Ben Eubanks is the cofounder of HR Revolution, a regular writer on all topics HR, and a BIG believer in innovation. In fact, Ben believes innovation is the master key to business success and when you read what he has to say about it, it's hard to disagree. But Ben also believes that innovation and recognition can easily go hand-in-hand.

In other words, to really recognize your employees, start by recognizing their innovations.

Ben shares one story that gets at the simple power of the suggestion box. In one of the companies where Ben worked, the employer actively encouraged employees to submit ideas well outside of the confines of their job. So one employee took the initiative and suggested they make one of their products open to licensing. That little folded up piece of paper in the suggestion box ended up being a “million dollar product line for the business.”

A truly epic employee recognition program lets the employee feel a sense of pride and ownership, and gives the business awesome new sources of revenue in the process. Talk about a win-win!

#8 - Tammy Bjelland - Using your in-house experts

Tammy Bjelland is an education and talent development expert and the founder of Learning In Bloom. Tammy suggests bringing your employees into the training process by having a top salesperson write the sales script for new hire onboarding. “That practice,” she writes for FitSmallBusiness, “fulfills two functions: recognizing the employee for their strengths and developing valuable assets to compile in a company-wide training program.”

Tammy’s example shows how recognition done right can often kill two birds with one stone.

It also shows how recognition can be a growth opportunity, both for the individual employee and the organization as a whole. By giving the top salesperson a small, non-intrusive training task, you might just open them up to other opportunities in the company later, like leadership or management.

#9 - Tawni Cranz - Recognizing the struggles

If you’ve done your reading on company culture, you’ve heard all about the awesome perks and policies of working at Netflix. Tawni Cranz was the head of HR at Netflix from 2007 to 2017, where she helped come up with some of the companies best ideas, including the widely hailed unlimited parental leave.

Tawni recognized the difficulty new parents face and made sure work wouldn’t be one of them. Employees who have recently adopted or given birth can come back part-time, full-time work, and take time off as they need.

This policy is great because it recognizes an age-old struggle many employers still ignore, while extending an unparalleled level of trust and autonomy to Netflix's employees.

#10 - Lucy Adams - Respecting each other's humanity

Lucy Adams founded her own HR consultancy firm after slugging it out in the field and finding so much wrong with the way things were done. And one of Lucy’s biggest frustrations came from a blatant lack of humanity in the office.

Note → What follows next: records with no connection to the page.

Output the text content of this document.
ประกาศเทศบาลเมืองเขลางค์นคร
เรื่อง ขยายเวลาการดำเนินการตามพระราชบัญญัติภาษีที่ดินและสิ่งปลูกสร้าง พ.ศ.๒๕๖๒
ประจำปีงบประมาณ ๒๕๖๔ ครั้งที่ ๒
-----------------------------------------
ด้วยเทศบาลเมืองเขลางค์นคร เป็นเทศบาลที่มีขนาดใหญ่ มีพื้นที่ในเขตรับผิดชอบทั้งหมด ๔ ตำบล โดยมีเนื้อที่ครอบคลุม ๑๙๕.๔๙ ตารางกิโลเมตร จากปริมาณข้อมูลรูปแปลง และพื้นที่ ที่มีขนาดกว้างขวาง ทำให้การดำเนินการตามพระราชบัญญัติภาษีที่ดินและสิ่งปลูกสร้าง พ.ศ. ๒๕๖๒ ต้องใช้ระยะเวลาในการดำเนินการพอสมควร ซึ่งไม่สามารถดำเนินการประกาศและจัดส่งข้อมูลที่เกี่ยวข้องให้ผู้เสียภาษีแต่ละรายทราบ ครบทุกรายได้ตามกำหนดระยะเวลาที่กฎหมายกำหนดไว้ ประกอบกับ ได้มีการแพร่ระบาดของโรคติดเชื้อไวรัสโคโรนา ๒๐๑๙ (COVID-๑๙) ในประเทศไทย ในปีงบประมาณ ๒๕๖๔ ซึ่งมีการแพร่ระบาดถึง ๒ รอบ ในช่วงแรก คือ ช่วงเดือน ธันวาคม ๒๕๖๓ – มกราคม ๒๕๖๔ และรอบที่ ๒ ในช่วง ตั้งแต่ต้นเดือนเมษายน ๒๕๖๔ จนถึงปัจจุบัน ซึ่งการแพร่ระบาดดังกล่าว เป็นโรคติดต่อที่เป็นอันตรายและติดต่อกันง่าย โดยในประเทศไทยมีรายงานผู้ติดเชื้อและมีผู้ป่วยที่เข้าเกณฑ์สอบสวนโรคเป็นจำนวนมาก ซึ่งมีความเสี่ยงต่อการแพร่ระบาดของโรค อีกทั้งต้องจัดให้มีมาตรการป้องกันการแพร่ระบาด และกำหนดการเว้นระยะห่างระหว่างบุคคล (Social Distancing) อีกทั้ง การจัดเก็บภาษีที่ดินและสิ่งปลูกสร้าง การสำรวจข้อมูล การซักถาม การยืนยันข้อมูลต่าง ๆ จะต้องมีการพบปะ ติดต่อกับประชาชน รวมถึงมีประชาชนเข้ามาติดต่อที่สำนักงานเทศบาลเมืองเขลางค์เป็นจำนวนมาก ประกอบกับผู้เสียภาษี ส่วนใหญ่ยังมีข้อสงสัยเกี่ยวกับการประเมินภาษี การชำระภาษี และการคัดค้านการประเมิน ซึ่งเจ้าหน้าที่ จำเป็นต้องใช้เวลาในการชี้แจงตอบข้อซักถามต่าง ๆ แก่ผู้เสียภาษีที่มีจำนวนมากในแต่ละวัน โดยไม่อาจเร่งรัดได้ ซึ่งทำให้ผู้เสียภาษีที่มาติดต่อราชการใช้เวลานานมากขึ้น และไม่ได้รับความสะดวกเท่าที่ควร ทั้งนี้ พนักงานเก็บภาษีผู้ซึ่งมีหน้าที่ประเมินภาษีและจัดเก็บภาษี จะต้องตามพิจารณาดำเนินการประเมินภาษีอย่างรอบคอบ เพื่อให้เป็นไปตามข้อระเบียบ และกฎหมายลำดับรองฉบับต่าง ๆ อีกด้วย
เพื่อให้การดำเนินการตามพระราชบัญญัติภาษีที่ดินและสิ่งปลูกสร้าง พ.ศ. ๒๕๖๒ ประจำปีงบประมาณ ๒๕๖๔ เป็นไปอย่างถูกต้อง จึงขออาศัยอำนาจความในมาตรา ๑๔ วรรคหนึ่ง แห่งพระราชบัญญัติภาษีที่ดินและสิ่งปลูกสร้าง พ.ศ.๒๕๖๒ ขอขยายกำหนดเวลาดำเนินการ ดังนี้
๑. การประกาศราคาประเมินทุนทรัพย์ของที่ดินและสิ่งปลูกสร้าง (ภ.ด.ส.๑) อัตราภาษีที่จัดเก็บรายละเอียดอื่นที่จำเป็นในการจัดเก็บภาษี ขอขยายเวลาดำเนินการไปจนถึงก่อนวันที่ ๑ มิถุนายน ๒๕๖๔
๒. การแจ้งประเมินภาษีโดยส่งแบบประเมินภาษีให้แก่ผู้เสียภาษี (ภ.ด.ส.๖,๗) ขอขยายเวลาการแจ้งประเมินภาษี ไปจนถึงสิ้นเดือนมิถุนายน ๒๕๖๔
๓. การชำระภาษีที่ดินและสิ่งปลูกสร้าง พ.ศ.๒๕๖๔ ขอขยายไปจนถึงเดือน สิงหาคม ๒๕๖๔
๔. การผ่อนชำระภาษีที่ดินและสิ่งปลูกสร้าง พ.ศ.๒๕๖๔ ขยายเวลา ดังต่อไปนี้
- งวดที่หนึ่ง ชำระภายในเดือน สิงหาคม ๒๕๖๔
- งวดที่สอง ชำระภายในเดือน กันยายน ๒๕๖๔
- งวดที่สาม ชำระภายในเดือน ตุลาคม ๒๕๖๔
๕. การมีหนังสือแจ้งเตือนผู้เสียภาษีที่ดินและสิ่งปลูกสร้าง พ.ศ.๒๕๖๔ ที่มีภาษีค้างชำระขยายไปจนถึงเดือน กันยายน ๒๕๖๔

Lucy shares two stories about humanity in the workplace, one good and one bad. In the good story, Adams witnessed a partner at a law firm spend his afternoon going desk to desk, after announcing their restructuring, to talk out frustrations directly with his people.

The bad one involved Lucy during her time working in HR at the BBC. Lucy received feedback that a company-wide email she sent out was “crap.” Rather than getting defensive, she tried to understand why she was getting this feedback. Lucy quickly realized that by the time her email had passed through all the different departments and compliance hurdles, any friendly, human language had been completely stripped out, leaving only stale corporate jargon. It was crap.

The workplace can sometimes leave little room for the basic humanity we should all be able to extend to each other. The stiff, overly formal nature of business can even commandeer the words we use to connect with each other. Whether it's binge-tweeting your love for your people, or simply saying "thank you" like you mean it, these stories are great because they show how simple employee recognition can be.